At Bob Hope Airport, spokesman Victor Gill said the rain-soaked tarmac did not result in any delays to morning and afternoon flights, and operations throughout the facility were mostly unaffected by the storm.

“There was a shower coming down, but everything was pretty normal,” he said.

Burbank police reported three accidents between midnight and 4 p.m., though Sgt. Travis Irving said they were not likely the result of the weather.

There were six accidents Monday in Glendale, a normal amount that officials said was not related to wet conditions on the roads.

Rain started late Sunday night and, by 10 a.m. Monday, had dropped nearly half an inch across the region, heralding the unofficial start to winter, though the season officially begins Sunday.

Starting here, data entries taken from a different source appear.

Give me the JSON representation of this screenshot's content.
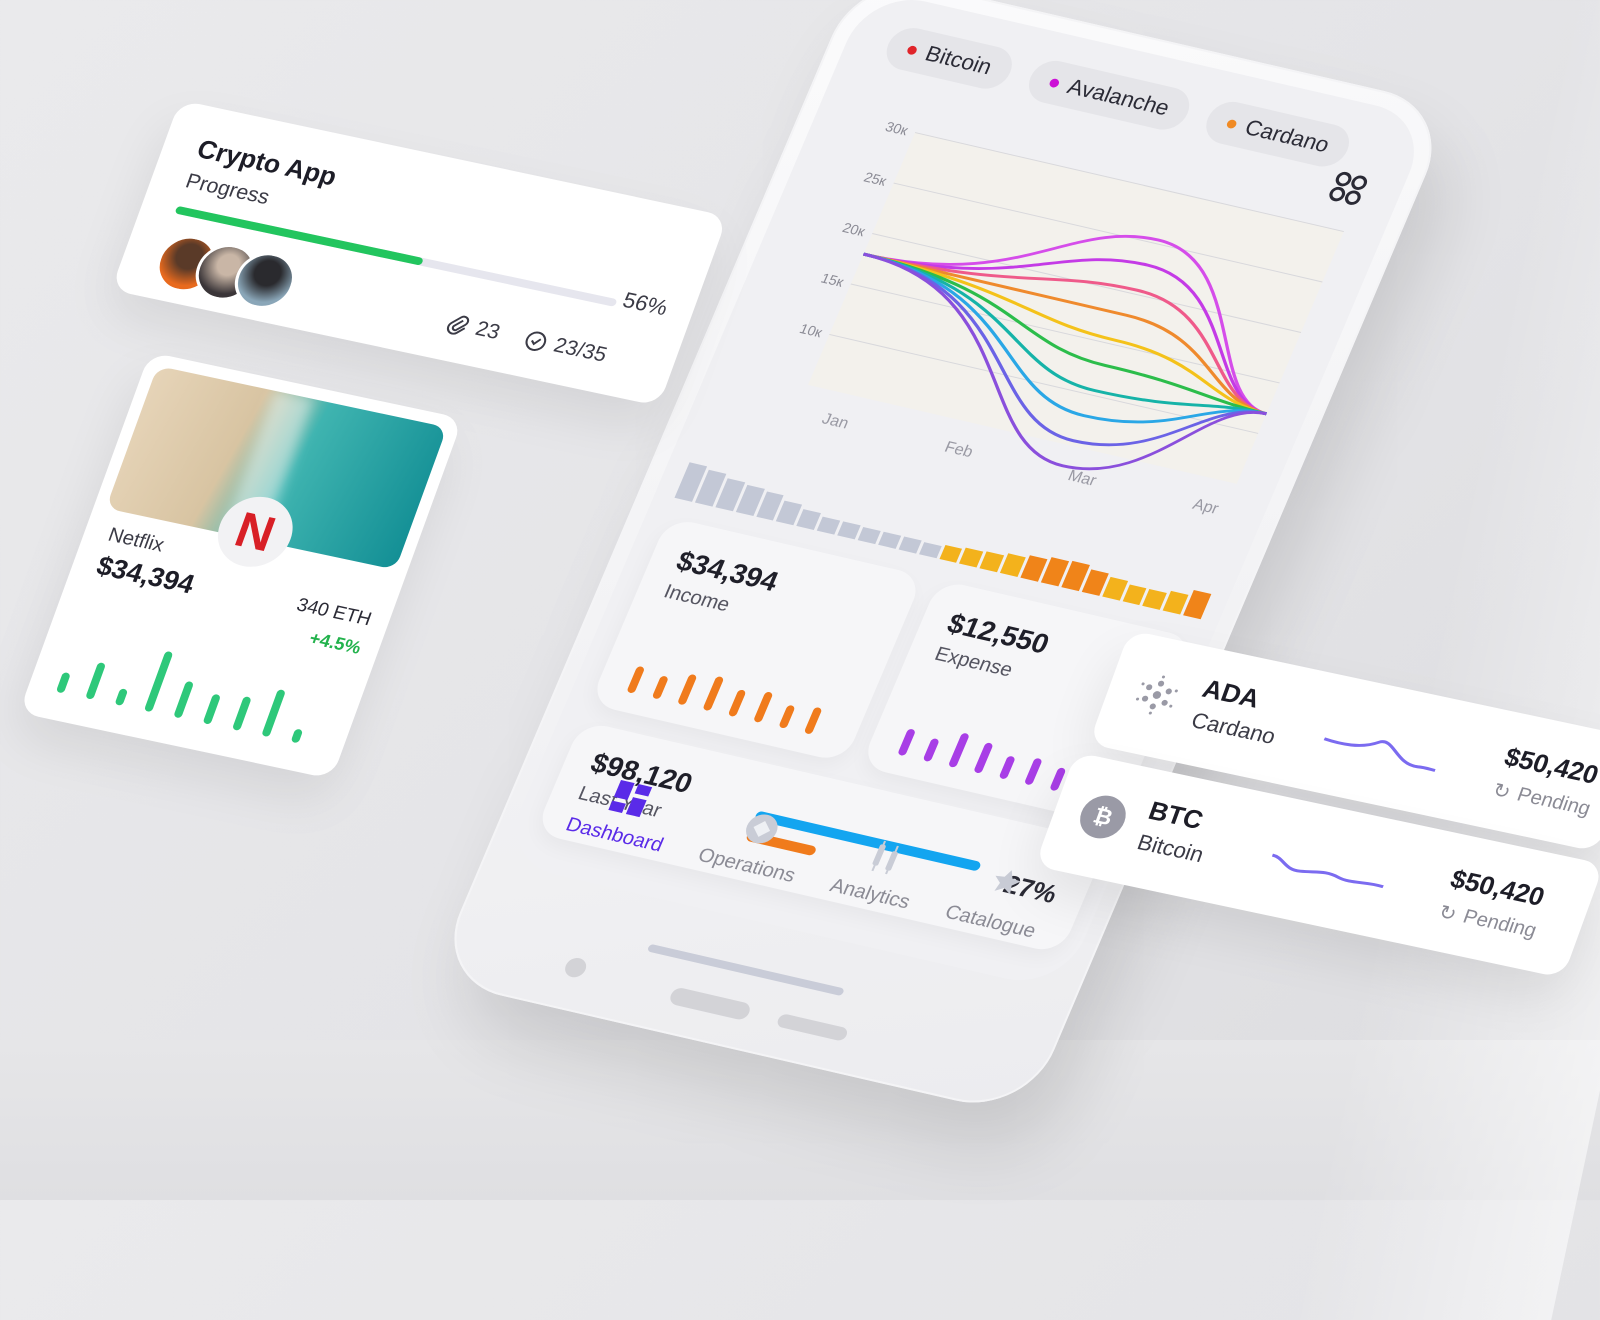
{
  "legend": [
    {
      "label": "Bitcoin",
      "color": "#e0242a"
    },
    {
      "label": "Avalanche",
      "color": "#cc10d6"
    },
    {
      "label": "Cardano",
      "color": "#f08a24"
    }
  ],
  "chart": {
    "y_ticks": [
      "30к",
      "25к",
      "20к",
      "15к",
      "10к"
    ],
    "x_ticks": [
      "Jan",
      "Feb",
      "Mar",
      "Apr"
    ],
    "colors": [
      "#d54dea",
      "#c43be6",
      "#ef5a8a",
      "#ef8a2d",
      "#f4c21a",
      "#2cbd4b",
      "#16b3a8",
      "#2aa7e6",
      "#6b63e6",
      "#8a4fdc"
    ]
  },
  "mini_bars": {
    "levels": [
      0.55,
      0.5,
      0.45,
      0.42,
      0.38,
      0.32,
      0.26,
      0.22,
      0.22,
      0.2,
      0.2,
      0.2,
      0.18,
      0.22,
      0.24,
      0.26,
      0.3,
      0.34,
      0.38,
      0.4,
      0.34,
      0.3,
      0.26,
      0.26,
      0.3,
      0.38
    ],
    "gray_count": 13,
    "gray_color": "#c3c8d6",
    "gold_color": "#f3b21c",
    "orange_color": "#f08419"
  },
  "income": {
    "amount": "$34,394",
    "label": "Income",
    "color": "#f07b1c"
  },
  "expense": {
    "amount": "$12,550",
    "label": "Expense",
    "color": "#a83ee6"
  },
  "last_year": {
    "amount": "$98,120",
    "label": "Last Year",
    "percent": "27%",
    "progress": 0.27,
    "bar_color": "#13a5f0",
    "accent_color": "#f07b1c"
  },
  "nav": [
    {
      "label": "Dashboard",
      "icon": "grid-icon",
      "active": true
    },
    {
      "label": "Operations",
      "icon": "operations-icon",
      "active": false
    },
    {
      "label": "Analytics",
      "icon": "candles-icon",
      "active": false
    },
    {
      "label": "Catalogue",
      "icon": "catalogue-icon",
      "active": false
    }
  ],
  "crypto_app": {
    "title": "Crypto App",
    "subtitle": "Progress",
    "progress": 0.56,
    "percent": "56%",
    "attachments": "23",
    "tasks": "23/35",
    "bar_color": "#22c55e"
  },
  "netflix": {
    "name": "Netflix",
    "amount": "$34,394",
    "eth": "340 ETH",
    "change": "+4.5%",
    "logo_letter": "N",
    "bar_color": "#2ec87a",
    "bars": [
      0.3,
      0.55,
      0.25,
      0.9,
      0.55,
      0.45,
      0.5,
      0.7,
      0.2
    ]
  },
  "ada": {
    "symbol": "ADA",
    "name": "Cardano",
    "price": "$50,420",
    "status": "Pending"
  },
  "btc": {
    "symbol": "BTC",
    "name": "Bitcoin",
    "price": "$50,420",
    "status": "Pending",
    "coin_glyph": "₿"
  }
}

The wet weather followed a record-setting cold front across Southern California, said Stuart Seto, a weather specialist with the National Weather Service in Oxnard.

“The morning lows were a few degrees colder than normal,” he said. “But it was the daytime temperatures that were significantly colder.”

In Burbank, officials recorded a low of 40 degrees Sunday — one degree colder than average — but a daytime low of 55 degrees that same day, 13 degrees lower than the average temperature for that time of year, he said.

Across the nation, temperatures have hovered above what is normally recorded.

The average national November temperature of 44.5 degrees was 2 degrees higher than average, and from January to November, the average temperature of 54.9 degrees was 0.3 degrees above normal, according to records kept by the weather service.